Ahí comenzó a dilatarse el trámite, ya que hubo varias instancias en las cuáles la traductora escogida, y otra que fue elegida luego, tardaron en entregar la documentación traducida. El 12 y el 13 de marzo las traductoras entregaron el producto de sus respectivos trabajos.
Según informa la SCJ, el día 12 de marzo se comunicó telefónicamente a la oficina encargada de asuntos jurídicos del Ministerio de Relaciones Exteriores que al día siguiente se enviaría el exhorto, solicitando se dispusiese de una valija especial para que pudiese ser enviado a Italia con la premura que ameritaba el plazo pendiente.
El día viernes 14 de marzo, según informa el comunicado, un funcionario del Ministerio de Relaciones Exteriores confirmó verbalmente a la Suprema Corte de Justicia el envío de la documentación a Italia.
Pero de acuerdo con la información remitida a través de Interpol al Dr.
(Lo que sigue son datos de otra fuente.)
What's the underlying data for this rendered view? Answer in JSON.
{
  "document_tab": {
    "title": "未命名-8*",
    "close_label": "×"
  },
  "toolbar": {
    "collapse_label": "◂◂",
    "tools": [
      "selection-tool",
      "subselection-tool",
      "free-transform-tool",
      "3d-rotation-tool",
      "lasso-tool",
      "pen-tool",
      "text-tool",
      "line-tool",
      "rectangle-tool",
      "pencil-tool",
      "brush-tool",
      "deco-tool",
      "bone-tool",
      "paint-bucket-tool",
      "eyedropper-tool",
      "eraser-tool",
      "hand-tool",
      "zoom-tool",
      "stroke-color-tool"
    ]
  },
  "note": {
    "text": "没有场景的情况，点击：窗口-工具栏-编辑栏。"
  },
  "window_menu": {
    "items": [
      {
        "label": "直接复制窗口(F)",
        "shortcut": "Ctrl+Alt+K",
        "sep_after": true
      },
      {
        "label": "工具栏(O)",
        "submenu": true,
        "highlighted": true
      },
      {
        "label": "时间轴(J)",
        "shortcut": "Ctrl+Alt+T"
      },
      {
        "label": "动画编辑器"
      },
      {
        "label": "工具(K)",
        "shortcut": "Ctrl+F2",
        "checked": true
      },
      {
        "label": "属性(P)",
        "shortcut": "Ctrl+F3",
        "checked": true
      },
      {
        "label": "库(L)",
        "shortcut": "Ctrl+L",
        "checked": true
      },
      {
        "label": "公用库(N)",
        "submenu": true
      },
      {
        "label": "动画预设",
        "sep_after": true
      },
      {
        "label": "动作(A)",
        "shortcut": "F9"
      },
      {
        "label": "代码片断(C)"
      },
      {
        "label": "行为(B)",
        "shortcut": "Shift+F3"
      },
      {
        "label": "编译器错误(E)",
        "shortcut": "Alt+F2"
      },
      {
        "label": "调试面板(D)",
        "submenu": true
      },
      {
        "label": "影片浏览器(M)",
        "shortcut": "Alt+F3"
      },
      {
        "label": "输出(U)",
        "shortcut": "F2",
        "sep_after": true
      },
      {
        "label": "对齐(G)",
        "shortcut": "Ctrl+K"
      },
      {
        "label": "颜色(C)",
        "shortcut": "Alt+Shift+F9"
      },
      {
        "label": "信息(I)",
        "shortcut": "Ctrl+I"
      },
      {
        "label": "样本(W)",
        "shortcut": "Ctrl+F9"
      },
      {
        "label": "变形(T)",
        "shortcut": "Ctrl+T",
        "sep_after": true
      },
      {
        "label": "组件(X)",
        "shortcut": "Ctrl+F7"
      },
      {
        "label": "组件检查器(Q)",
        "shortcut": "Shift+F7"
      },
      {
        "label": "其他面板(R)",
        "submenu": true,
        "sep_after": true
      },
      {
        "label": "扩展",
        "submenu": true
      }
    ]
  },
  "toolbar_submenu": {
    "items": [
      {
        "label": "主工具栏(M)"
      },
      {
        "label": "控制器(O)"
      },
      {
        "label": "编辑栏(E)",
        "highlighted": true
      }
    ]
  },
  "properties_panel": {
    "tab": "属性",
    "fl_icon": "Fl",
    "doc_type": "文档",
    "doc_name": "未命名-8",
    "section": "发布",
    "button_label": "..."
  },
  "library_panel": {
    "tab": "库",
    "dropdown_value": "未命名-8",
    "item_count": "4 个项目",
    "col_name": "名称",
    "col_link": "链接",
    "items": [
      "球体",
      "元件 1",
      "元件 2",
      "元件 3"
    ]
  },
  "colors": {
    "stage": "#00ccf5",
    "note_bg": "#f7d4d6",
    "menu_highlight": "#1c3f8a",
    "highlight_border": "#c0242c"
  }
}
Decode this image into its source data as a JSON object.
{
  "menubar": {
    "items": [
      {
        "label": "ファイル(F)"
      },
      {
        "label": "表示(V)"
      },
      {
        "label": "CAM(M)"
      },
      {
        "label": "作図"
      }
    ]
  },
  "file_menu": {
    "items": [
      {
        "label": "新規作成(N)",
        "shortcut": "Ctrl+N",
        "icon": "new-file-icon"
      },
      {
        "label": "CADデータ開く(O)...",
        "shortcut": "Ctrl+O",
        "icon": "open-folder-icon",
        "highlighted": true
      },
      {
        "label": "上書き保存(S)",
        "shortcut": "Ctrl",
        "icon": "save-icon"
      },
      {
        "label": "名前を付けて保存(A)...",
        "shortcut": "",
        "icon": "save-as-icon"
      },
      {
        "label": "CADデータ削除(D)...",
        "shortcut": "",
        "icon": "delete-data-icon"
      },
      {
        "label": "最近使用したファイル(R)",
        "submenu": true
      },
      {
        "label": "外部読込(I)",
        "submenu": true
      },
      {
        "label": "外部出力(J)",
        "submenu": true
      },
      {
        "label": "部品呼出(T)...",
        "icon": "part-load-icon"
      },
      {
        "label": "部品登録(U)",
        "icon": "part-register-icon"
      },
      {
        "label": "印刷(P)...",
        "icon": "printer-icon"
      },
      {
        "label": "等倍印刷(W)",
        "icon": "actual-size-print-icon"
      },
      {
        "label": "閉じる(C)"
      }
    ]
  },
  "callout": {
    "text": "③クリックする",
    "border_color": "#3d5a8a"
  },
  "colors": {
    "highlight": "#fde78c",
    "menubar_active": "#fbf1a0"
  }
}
Luis Charles, la Embajada uruguaya en Italia recién entregó documentación a la Corte de Apelación de Salerno el día 31 de marzo. Los noventa días de plazo para requerir la extradición se vencían el 23 de marzo.
El comunicado termina diciendo que "se desconoce lo ocurrido en razón de que se trata de actividades cumplidas por oficinas del Estado que no integran el Poder Judicial uruguayo", refiriéndose a la Cancillería uruguaya que ahora acarrea la responsabilidad de no entregar el exhorto en tiempo y forma.